Thomas Wartner monierte zudem die hohen bürokratischen Hürden zur Beantragung finanzieller Unterstützung, die seit dem ersten Lockdown gestiegen seien. „Für die Überbrückungshilfe 3 reicht ein Professor nicht aus“, stellte der Waldshuter Modehändler lakonisch fest. Eine ähnliche Erfahrung habe Niklas Nüssle, Landtagskandidat der Grünen aus Wutöschingen, gemacht, als er eine Frisörin aus dem Bekanntenkreis bei ihren Anträgen unterstützt habe. „Das lief im ersten Lockdown deutlich besser als im zweiten“, so Nüssle. Harald Ebi, FDP-Kandidat aus Waldshut-Tiengen und Vorsitzender der IG Schmittenau, bezeichnete die Auszahlung der Corona-Hilfen als zu langsam. „Ich verstehe nicht, dass man das über die Landesbank und nicht übers Finanzamt macht, welches unsere Daten hat“, merkte Ebi an.
„Wegen mir als Risikogruppe muss man keine Wirtschaft gegen die Wand fahren.“Bernhard Boll, AfD-Landtagskandidat

„Es brodelt in allen Ecken, und wir haben den Eindruck, dass es bei den Politikern nicht ankommt.“Georg Netzhammer, Großmarkthändler

Der AfD-Kandidat Bernhard Boll aus Waldshut-Tiengen habe „wenig Verständnis für den Totallockdown“. „Es hätte genügt, die Anzahl der Kunden in den Geschäften zu reduzieren“, erklärte der Pilot im Ruhestand. Boll weiter: „Wegen mir als Risikogruppe muss man keine Wirtschaft gegen die Wand fahren.“ Hartmann-Müller verteidigte den zweiten Lockdown: „Wir wollten damit unser Gesundheitssystem am Laufen halten.“ Was die Impfsituation betrifft, setze die CDU-Abgeordnete ihre Hoffnungen auf eine baldige Zulassung des vierten Corona-Impfstoffes. Außerdem rechne Hartmann-Müller damit, dass ab Mitte April auch Hausärzte in ihren Praxen Corona-Impfungen verabreichen.

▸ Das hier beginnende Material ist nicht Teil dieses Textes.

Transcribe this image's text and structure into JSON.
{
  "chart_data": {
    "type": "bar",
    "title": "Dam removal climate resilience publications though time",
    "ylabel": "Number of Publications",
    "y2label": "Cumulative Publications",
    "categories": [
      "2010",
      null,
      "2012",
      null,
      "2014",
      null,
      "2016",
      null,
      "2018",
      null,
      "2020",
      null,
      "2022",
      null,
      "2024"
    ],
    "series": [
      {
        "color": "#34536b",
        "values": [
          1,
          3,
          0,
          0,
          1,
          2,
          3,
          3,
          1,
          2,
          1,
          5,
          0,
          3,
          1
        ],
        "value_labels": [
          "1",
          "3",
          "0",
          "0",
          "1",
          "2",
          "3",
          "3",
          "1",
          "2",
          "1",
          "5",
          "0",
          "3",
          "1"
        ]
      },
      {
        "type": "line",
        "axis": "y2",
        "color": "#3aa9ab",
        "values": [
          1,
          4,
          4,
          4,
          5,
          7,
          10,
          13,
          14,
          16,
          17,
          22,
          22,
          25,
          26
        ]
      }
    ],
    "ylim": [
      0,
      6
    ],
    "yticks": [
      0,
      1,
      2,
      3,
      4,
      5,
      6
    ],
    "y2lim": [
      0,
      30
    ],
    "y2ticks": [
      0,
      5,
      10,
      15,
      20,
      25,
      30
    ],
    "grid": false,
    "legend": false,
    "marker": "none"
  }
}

Deutliche Worte fand SPD-Kandidat Peter Schallmayer in der Debatte über mögliche Lockerungen: „Wir sollten aufhören, Wirtschaft und Gesundheit gegeneinander auszuspielen.“ Als Lösungen, „um aus dem ganzen Schlamassel herauszukommen“, sieht der Höchenschwander verschiedene Bausteine wie Schnelltests, Impfungen und Smartphone-Apps zur Kundenregistrierung mit dem Zweck der Kontaktverfolgung. Um einer Pleitewelle im Einzelhandel entgegenzuwirken, schlägt der Berufsschullehrer die Förderung des sogenannten E-Commerce, also des Internet-Handels, vor.
„E-Commerce ist ein Versuch zu überleben, aber nicht unsere Kernkompetenz“, entgegnete die Buchhändlerin Nikola Kögel entschieden. Der Online-Handel werfe für inhabergeführte Unternehmen keinen Gewinn ab, und auch das Click-and-Collect-Angebot sei finanziell gesehen nur ein Tropfen auf den heißen Stein, so die Erfahrung der Geschäftsfrau.